After a few days of play, I had a flash of inspiration. The track came with pieces for building hills and corners. “What if we connected them to make a giant loop, so the car could go upside down?”
I described the idea to my friend. He thought I was crazy. It was so clear in my mind, but he just couldn’t see it.
Still, I convinced him to try.
We spent hours connecting pieces of track into every configuration we could imagine. Each attempt failed. The car would lift off the track, or it would fall mid-loop when it lost contact. Without constant connection, it had no power.
It seemed the idea really was crazy!
But near the end of the day, with nothing left to lose, I gave it one more try. I removed one piece from a bigger loop we’d built. I lined up the car and fired it down the track. And this time…it worked!
The car shot through the loop like a rocket, stuck to the track like glue.
I looked at my friend, and I could see it on his face. He wasn’t just watching. He was imagining himself in the car, feeling the loop.
He finally saw what I had seen all along.
Stories matter!
But not just because they can be personal.
Every idea you hold has a shape.
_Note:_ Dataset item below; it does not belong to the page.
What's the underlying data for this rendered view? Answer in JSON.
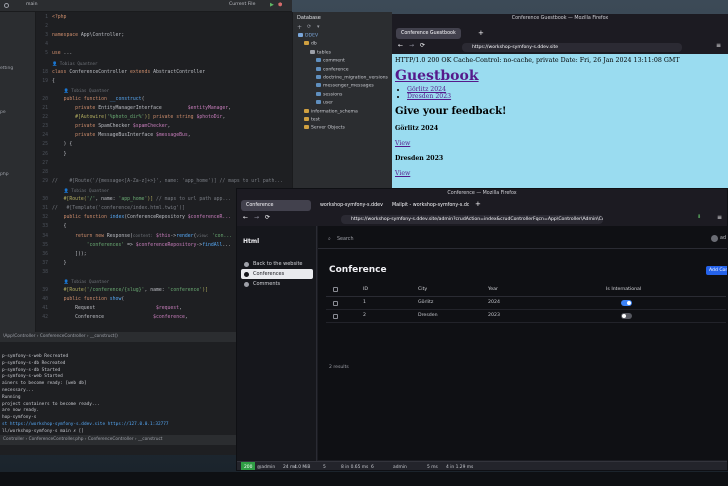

It’s not just information - it’s a form, a terrain in your mind. And you can’t expect someone else to just “install” it like an app. You have to guide them through it. You have to let them feel the bends and curves for themselves.
That’s what a good story does. It doesn’t just explain the idea. It lets someone move through it. It lets them live the shape of what you’re trying to share.
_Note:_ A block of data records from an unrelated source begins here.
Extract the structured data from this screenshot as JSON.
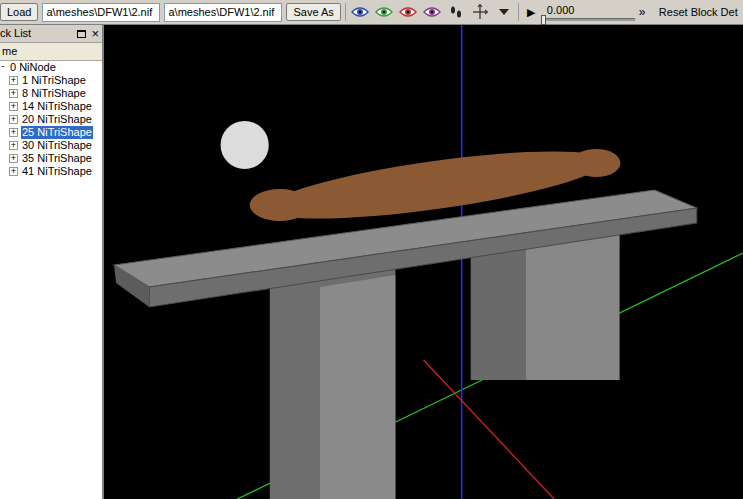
{
  "toolbar": {
    "load_button": "Load",
    "file_fields": [
      "a\\meshes\\DFW1\\2.nif",
      "a\\meshes\\DFW1\\2.nif"
    ],
    "save_button": "Save As",
    "view_icons": [
      {
        "color": "#2f4fb0"
      },
      {
        "color": "#3a9a3a"
      },
      {
        "color": "#c03030"
      },
      {
        "color": "#8a3a8a"
      }
    ],
    "time": {
      "play": "▶",
      "reading": "0.000",
      "level": 0
    },
    "more": "»",
    "reset_button": "Reset Block Det"
  },
  "block_list": {
    "title": "ck List",
    "close": "×",
    "column": "me",
    "items": [
      {
        "label": "0 NiNode",
        "expander": "-",
        "expanded": true,
        "selected": false,
        "kind": "root"
      },
      {
        "label": "1 NiTriShape",
        "expander": "+",
        "expanded": false,
        "selected": false,
        "kind": "child"
      },
      {
        "label": "8 NiTriShape",
        "expander": "+",
        "expanded": false,
        "selected": false,
        "kind": "child"
      },
      {
        "label": "14 NiTriShape",
        "expander": "+",
        "expanded": false,
        "selected": false,
        "kind": "child"
      },
      {
        "label": "20 NiTriShape",
        "expander": "+",
        "expanded": false,
        "selected": false,
        "kind": "child"
      },
      {
        "label": "25 NiTriShape",
        "expander": "+",
        "expanded": false,
        "selected": true,
        "kind": "child"
      },
      {
        "label": "30 NiTriShape",
        "expander": "+",
        "expanded": false,
        "selected": false,
        "kind": "child"
      },
      {
        "label": "35 NiTriShape",
        "expander": "+",
        "expanded": false,
        "selected": false,
        "kind": "child"
      },
      {
        "label": "41 NiTriShape",
        "expander": "+",
        "expanded": false,
        "selected": false,
        "kind": "child"
      }
    ]
  }
}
This isn’t just poetic, it’s practical. There’s a way of thinking about the mind that explains this. It suggests that the way we process ideas isn’t flat or linear, it’s shaped. What we care about, what matters to us, actually bends the space of thought. And when we share a story, we’re not just transferring information - we’re helping someone else move through that shaped space.
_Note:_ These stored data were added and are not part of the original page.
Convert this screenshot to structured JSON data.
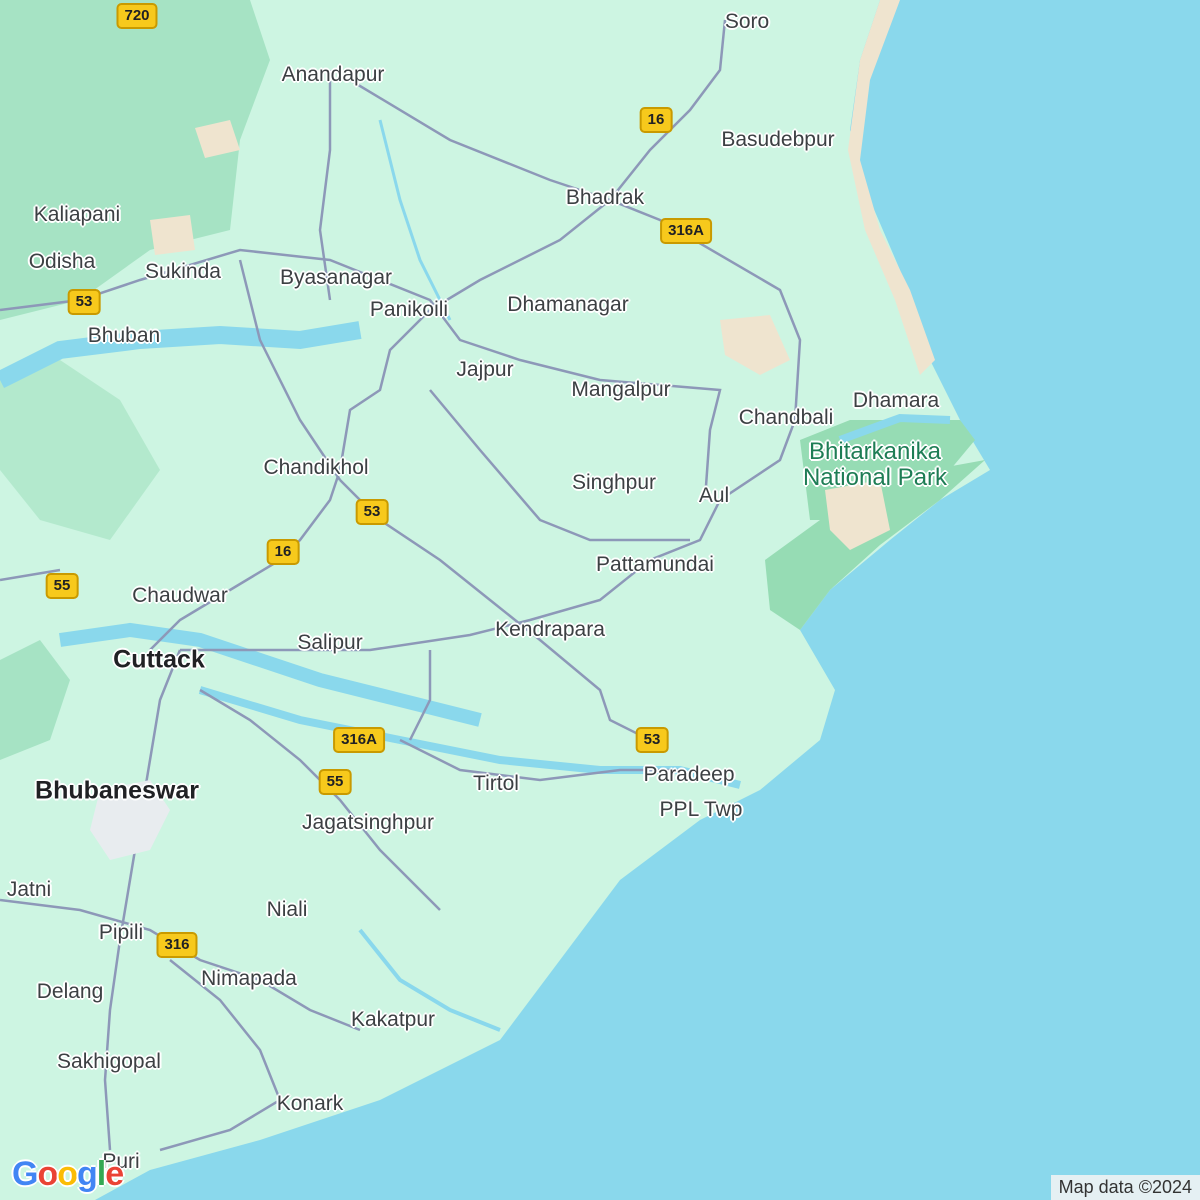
{
  "map": {
    "colors": {
      "land": "#cdf5e2",
      "water": "#8ad8ec",
      "forest": "#a6e3c4",
      "park": "#96dcb4",
      "sand": "#efe4cf",
      "road": "#8d98b8",
      "shield": "#f7c91c"
    },
    "labels": {
      "soro": "Soro",
      "anandapur": "Anandapur",
      "basudebpur": "Basudebpur",
      "bhadrak": "Bhadrak",
      "kaliapani": "Kaliapani",
      "odisha": "Odisha",
      "sukinda": "Sukinda",
      "byasanagar": "Byasanagar",
      "panikoili": "Panikoili",
      "dhamanagar": "Dhamanagar",
      "bhuban": "Bhuban",
      "jajpur": "Jajpur",
      "mangalpur": "Mangalpur",
      "dhamara": "Dhamara",
      "chandbali": "Chandbali",
      "chandikhol": "Chandikhol",
      "singhpur": "Singhpur",
      "aul": "Aul",
      "pattamundai": "Pattamundai",
      "chaudwar": "Chaudwar",
      "salipur": "Salipur",
      "kendrapara": "Kendrapara",
      "cuttack": "Cuttack",
      "paradeep": "Paradeep",
      "ppl_twp": "PPL Twp",
      "tirtol": "Tirtol",
      "bhubaneswar": "Bhubaneswar",
      "jagatsinghpur": "Jagatsinghpur",
      "jatni": "Jatni",
      "niali": "Niali",
      "pipili": "Pipili",
      "nimapada": "Nimapada",
      "delang": "Delang",
      "kakatpur": "Kakatpur",
      "sakhigopal": "Sakhigopal",
      "konark": "Konark",
      "puri": "Puri"
    },
    "park_label": [
      "Bhitarkanika",
      "National Park"
    ],
    "shields": {
      "s720": "720",
      "s16a": "16",
      "s316a_top": "316A",
      "s53_left": "53",
      "s53_mid": "53",
      "s16b": "16",
      "s55_left": "55",
      "s316a_bot": "316A",
      "s55_bot": "55",
      "s53_para": "53",
      "s316": "316"
    },
    "attribution": "Map data ©2024",
    "logo": {
      "g1": "G",
      "o1": "o",
      "o2": "o",
      "g2": "g",
      "l": "l",
      "e": "e"
    }
  }
}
If that idea feels familiar, it’s because you’ve just lived it. And if you’re curious to explore this further, there’s a model that puts this into words:
How identity, emotion, and thought emerge from motion through a meaningful terrain.
It’s called the FRESH Model and you can dive into exploring it here:
You’ve already felt the loop. Now see what else the terrain holds.
And next time you share an idea, ask yourself:
What shape does it take? And how might someone else feel their way into it?
This story didn’t need to be true to work. Because what mattered wasn’t the memory, it was the motion. That loop wasn’t from childhood. It was shaped here, for you. And still, I hope you felt it.
So why does this matter? What’s different about seeing the mind this way?
Looking at consciousness through the lens of shape and motion helps make some really abstract questions more approachable. Questions like:
- Why Do You Feel? (Weighted Qualia)
- How Do You Understand What Someone Else Is Thinking? (Theory of Mind)
- Why Do You Get Lost In A Movie Or A Story? (Suspension of disbelief)
- What Is Going On When You Act Without Thinking? (Unconscious processes)
- Do You Really Make Your Own Choices? (Free will)
- What Does It Mean To Be Ethical, And Can That Be Measured? (Quantified Ethics)
These aren’t just deep questions. They’re practical ones. And when we think of the mind as something shaped by what matters, we get a way to explore them that’s testable - not just philosophical.